Participants in the study are also qualified for brand awareness. Participants are asked to identify brands they have seen or heard of before (i.e., brand awareness). (It should be noted, we make every effort to include all qualified brands, however, some brands may not be included in the study). If a participant indicates they are aware of the brand, they are then asked to evaluate it along a set of attributes, including trust. If a person indicates they are unaware of a brand, they do not complete any subsequent questions about that brand. In short, brand awareness is a requirement in order for people to complete questions about a brand. A brand is included in the trust rankings only if the brand awareness is significant enough to generate a reasonable sample size. Given this criterion, some brands not reported in the rankings were excluded because the brand did not garner a high enough brand awareness rating.
Sampling
The study uses a non-probability sample design, recruiting participants via online panels. The advantages and limitations of online panels regarding the representation of the sample to the population have received much attention from research professionals. While this debate is ongoing, the tide has begun to change in recent years, and more organizations are recognizing the value and quality of online research samples. The inclusion of a margin of error is typically restricted to probability samples. However, given the preponderance of online studies noting the margin of error, here we outline the nature of the margin of error and note the margin of error computed for this study.
To better understand the notion of sampling error, it is helpful to recall that data from a sample provides merely an estimate of the true proportion of the population that has a particular characteristic. If 100 different samples are drawn from the same sampling frame, they could potentially result in 100 different patterns of responses to the same question. These patterns, however, would converge around the true pattern in the population.
The sampling error is a number that describes the precision of an estimate from any one of those samples. It is usually expressed as a margin of error associated with a statistical confidence level. For example, a presidential preference poll may report that the incumbent is favored by 51% of the voters, with a margin of error of plus or minus 3 points at a confidence level of 95%. This means that if the same survey were conducted with 100 different samples of voters, 95 out of the 100 different samples (95% confidence level), it would be expected to show the incumbent favored by between 48% and 54% of the voters (51% ± 3%).
In this study, the overall margin of error (confidence interval) at a 95% confidence level is ± 2.00% and is ± 3.00% at most within any brand category. Namely, given that several thousand responses are collected within each brand category, there is a small margin of error in the overall study and the brand-specific category. This means that any results we find in this study are likely to be the responses generated if the same study were performed multiple times. With that said, it is important to understand that the margin of error changes based on the level of analysis you are performing. In this case, when the sample size is constrained because only a certain number of people in the sample population fit into specific criteria, the margin of error adjusts as well.
Index Score Calculation
To assess the Net Trust Quotient Score, consumers are asked to evaluate how much they trust each of the brands in the study. Consumers are asked several questions about the brand including their impression of the trustworthiness of the brands. Net Trust Quotient Scores are calculated based on how a consumer evaluated a specific brand on the trust questions and scales used. Scores are divided into three categories: “advocates,” customers who feel a significant trust toward the brand; “neutrals,” those who trust a specific brand, but do not see a specific brand as standing on the shoulders of other brands; and “antagonists,” who are skeptics with little, if any, trust in a specific brand.

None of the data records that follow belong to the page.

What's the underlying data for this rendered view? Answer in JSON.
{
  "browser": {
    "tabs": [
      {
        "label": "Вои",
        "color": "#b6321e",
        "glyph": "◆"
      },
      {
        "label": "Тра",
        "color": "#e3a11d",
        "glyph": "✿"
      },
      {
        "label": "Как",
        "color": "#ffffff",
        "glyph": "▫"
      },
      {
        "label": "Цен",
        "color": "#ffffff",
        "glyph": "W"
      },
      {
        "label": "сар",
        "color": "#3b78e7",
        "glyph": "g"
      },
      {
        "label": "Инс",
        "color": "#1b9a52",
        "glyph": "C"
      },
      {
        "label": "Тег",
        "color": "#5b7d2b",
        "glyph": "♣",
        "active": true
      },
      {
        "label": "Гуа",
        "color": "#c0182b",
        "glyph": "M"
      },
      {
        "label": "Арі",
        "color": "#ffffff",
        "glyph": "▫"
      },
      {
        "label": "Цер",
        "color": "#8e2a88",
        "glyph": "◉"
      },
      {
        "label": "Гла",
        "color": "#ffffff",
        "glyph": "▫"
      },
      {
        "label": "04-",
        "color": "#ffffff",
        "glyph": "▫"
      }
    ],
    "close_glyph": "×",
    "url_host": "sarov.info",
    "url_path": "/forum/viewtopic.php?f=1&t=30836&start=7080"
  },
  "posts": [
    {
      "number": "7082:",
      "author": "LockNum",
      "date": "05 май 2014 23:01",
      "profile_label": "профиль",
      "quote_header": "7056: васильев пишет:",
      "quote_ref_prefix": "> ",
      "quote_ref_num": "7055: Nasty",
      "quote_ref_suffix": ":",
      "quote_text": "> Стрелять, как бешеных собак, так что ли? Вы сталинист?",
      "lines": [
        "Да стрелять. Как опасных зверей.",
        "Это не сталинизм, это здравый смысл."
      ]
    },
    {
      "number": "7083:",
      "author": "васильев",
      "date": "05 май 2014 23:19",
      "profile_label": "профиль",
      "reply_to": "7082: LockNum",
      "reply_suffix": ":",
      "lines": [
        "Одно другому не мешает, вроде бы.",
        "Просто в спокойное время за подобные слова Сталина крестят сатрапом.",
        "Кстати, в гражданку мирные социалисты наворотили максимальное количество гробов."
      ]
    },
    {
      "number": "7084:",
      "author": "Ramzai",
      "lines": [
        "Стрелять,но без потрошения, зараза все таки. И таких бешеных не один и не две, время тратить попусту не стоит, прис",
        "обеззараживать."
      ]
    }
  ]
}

To compute an index score, the results from the scale responses are converted into a z score. A z score is a common statistical way of standardizing data on one scale so a comparison can take place is using a z-score. Each z-score corresponds to a point in a normal distribution and as such is sometimes called a normal deviate since a z-score will describe how much a point deviates from a mean or specification point.
A z-score (aka, a standard score) indicates how many standard deviations an element is from the mean. A z-score can be calculated from the following formula: z = (X – μ) / σ, where z is the z-score, X is the value of the element, μ is the population mean, and σ is the standard deviation.
Once the z scores are identified, these scores are converted to T scores. T scores are used to inform individuals how far their score is from the mean. An advantage of using a T score over a z score is that T scores are relatively easy to understand and compare across each brand in the study.
In this study, T scores have a mean of 100 and a standard deviation of 10. All brand T scores, across all categories, are based on all brands in the study.